By the time I was wheeled down to the ward, our officially
perfect daughter was waiting for me in her little glass cot. We had agreed on
her name long before her birth, although we didn’t know her sex until she was
born. I’m glad we didn’t have that option in those days. She was a beautiful
surprise.

Of course, poor Lila had a huge bruise on the top of her
pointy head; lovely side effects of a forceps delivery. Bruises, pointy head
and all, we were convinced she was the most beautiful and perfect baby we’d
ever seen. My mother promptly disavowed us of that notion.

“Isn’t she perfect, Mum?” I said.

“Yes, yes. What’s that big bruise on her head?”

“Oh, that’s from the forceps delivery. It’ll soon heal.”

“Why is her head shaped like that?”

“Mum, that’s our daughter.”

“Well there’s nobody in
our
family with a head
shaped like that.”

As I carefully bathed Lila and changed her nappy, I
marvelled at how natural it felt. I wasn’t scared or apprehensive at all. In
typical teacher mode, day-old Lila and I had a lengthy conversation about the
daffodils on the window ledge, much to the other new mothers’ bemusement.
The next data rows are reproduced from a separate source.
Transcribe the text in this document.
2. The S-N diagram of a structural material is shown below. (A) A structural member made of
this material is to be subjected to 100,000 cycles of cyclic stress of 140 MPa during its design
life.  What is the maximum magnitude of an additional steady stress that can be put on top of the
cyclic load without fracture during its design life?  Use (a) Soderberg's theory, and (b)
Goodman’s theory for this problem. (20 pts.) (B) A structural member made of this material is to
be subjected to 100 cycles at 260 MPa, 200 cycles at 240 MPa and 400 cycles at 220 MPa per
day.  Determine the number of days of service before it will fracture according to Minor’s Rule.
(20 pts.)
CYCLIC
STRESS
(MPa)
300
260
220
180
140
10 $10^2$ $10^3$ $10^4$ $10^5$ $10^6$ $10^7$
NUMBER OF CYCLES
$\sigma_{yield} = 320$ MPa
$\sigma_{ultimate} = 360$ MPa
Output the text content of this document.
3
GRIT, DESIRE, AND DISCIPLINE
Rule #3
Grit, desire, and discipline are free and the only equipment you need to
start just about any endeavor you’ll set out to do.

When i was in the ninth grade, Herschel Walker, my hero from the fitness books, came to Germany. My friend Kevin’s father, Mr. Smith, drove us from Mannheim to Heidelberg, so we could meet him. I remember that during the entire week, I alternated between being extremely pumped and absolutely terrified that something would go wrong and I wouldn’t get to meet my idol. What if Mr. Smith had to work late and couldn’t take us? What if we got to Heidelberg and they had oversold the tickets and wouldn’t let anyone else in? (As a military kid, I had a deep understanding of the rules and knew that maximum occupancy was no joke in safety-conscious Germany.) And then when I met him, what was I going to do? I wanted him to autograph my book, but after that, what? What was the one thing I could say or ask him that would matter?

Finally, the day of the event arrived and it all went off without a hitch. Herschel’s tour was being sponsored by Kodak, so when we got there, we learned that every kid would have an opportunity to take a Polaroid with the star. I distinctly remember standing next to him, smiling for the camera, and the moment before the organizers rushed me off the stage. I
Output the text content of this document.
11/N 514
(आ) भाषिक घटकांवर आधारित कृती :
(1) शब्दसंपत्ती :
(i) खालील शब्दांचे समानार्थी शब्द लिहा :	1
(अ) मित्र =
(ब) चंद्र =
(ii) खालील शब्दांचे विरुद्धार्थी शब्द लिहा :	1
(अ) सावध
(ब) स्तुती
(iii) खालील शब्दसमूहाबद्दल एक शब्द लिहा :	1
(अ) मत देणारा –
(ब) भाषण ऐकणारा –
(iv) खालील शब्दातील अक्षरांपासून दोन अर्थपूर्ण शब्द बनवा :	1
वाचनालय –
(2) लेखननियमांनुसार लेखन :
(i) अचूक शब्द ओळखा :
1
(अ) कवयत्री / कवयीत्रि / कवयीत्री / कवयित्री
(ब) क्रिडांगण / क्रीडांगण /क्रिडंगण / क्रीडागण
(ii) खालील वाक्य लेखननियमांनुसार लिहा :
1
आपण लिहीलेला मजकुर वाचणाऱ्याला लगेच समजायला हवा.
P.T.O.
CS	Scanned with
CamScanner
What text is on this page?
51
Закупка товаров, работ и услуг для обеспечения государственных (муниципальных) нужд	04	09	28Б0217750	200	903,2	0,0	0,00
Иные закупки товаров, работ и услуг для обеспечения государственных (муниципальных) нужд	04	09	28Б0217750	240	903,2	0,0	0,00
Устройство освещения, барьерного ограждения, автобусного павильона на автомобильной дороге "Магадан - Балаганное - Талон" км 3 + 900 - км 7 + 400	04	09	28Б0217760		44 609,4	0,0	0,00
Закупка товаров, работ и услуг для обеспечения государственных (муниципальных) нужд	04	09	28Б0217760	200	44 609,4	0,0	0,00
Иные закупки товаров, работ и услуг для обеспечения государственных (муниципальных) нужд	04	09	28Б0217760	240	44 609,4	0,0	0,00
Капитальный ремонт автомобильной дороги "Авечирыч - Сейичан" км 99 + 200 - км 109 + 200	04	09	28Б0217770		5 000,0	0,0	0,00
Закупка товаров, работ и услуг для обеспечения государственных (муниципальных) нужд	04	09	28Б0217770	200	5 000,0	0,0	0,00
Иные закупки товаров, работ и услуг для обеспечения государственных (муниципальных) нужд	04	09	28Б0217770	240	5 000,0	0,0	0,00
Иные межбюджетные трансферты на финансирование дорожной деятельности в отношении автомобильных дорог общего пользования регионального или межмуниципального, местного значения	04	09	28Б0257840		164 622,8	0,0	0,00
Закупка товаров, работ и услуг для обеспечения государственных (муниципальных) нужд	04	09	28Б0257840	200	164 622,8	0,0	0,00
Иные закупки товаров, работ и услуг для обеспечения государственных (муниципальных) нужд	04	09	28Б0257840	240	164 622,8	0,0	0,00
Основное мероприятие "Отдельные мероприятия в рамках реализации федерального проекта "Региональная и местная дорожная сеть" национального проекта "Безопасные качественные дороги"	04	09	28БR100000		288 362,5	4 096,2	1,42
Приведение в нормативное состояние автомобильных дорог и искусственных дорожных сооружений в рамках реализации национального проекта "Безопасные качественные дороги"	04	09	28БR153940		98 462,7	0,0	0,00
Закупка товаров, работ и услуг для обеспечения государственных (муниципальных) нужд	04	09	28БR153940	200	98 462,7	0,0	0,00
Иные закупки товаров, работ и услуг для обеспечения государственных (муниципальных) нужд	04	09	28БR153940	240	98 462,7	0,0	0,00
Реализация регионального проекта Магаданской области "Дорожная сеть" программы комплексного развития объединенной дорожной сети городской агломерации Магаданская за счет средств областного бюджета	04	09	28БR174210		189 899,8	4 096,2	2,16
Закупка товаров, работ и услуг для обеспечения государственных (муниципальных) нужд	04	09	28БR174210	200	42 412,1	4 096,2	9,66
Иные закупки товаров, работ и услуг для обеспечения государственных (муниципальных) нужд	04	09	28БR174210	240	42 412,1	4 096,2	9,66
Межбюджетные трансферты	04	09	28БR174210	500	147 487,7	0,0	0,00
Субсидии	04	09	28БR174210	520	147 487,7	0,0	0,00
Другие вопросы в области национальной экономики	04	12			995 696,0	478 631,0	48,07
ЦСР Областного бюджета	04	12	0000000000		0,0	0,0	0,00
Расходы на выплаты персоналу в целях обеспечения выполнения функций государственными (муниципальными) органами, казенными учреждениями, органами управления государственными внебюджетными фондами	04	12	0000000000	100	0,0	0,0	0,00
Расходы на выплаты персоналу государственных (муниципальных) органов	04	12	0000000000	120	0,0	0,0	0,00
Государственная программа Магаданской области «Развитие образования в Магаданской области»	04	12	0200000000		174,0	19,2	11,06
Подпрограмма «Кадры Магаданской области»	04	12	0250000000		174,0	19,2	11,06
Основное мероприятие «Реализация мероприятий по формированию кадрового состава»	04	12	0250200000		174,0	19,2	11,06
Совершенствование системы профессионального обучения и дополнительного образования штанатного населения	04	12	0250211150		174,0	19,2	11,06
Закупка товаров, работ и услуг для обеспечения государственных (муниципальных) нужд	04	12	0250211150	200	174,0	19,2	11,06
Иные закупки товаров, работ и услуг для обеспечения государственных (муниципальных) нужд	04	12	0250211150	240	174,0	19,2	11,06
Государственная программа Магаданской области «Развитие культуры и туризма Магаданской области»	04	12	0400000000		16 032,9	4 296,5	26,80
Lila’s
big blue eyes opened wider and she showed polite interest. She could already
hold her head up a little by herself and her locket-sized soft brown curls lay
damply across her forehead. I already felt as if I’d known her forever.

Lila was wide awake right from the first day – and night.
She lay in her glass cot staring at me as though she was trying to decide if
this would be a good time to tell me something. From the look on her tiny,
scrunched-up face it was something serious. (Either that, or she was filling
her nappy.) The full responsibility of being a mother suddenly began to dawn on
me and my earlier confidence evaporated. What if I couldn’t do this? It was too
much responsibility and had been thrust on me too quickly. I was exhausted,
physically and mentally. All I wanted to do was sleep, but even that basic need
was now dependent on this other person. I turned on my other side, praying that
when I turned back she’d be sleeping. I turned back. She was looking at me.

“Stop watching me. What do you want from me?”

“Nothing! You do know I’m a lesbian, don’t you?”

“Yeah, the doctor mentioned it,” I said, yawning hugely.

“I’m glad I waited,” she said.

“Waited for what?” I asked, puzzled.

“Until the bill legalising homosexuality in Scotland was
passed. Don’t you read the news?”

“What on earth are you talking about? I’m exhausted. Please
just go to sleep.”

“Hey, coming out of that birth canal was no picnic for me,
either. Have you seen the shape of my head? I’m already getting comments from
the other babies, and that’s before they know I’m a lesbian. And for goodness’
sake take that ridiculous pink doll out of my cot. Stop trying to
gender-stereotype me.”

“Just go to sleep! We’ll talk about this in the morning.”

“Waaaaaa!”

I forced my eyes open and painfully hoisted myself up onto
my elbow. When I looked into Lila’s cot, her eyes were shut and she was
sleeping like a baby. “Those must have been some pretty powerful drugs,” I
mused, as I drifted off into blissful sleep.

The next morning a beautiful bouquet of flowers arrived.
They were from John. The card read: ‘To Mummy Beast and Baby Beast, from Daddy
Beast.’ We were a family of Beasts now.

 

*Oy Vey: Yiddish expression.  Literally, Woe is me! 
Used as an exclamation of surprise/shock.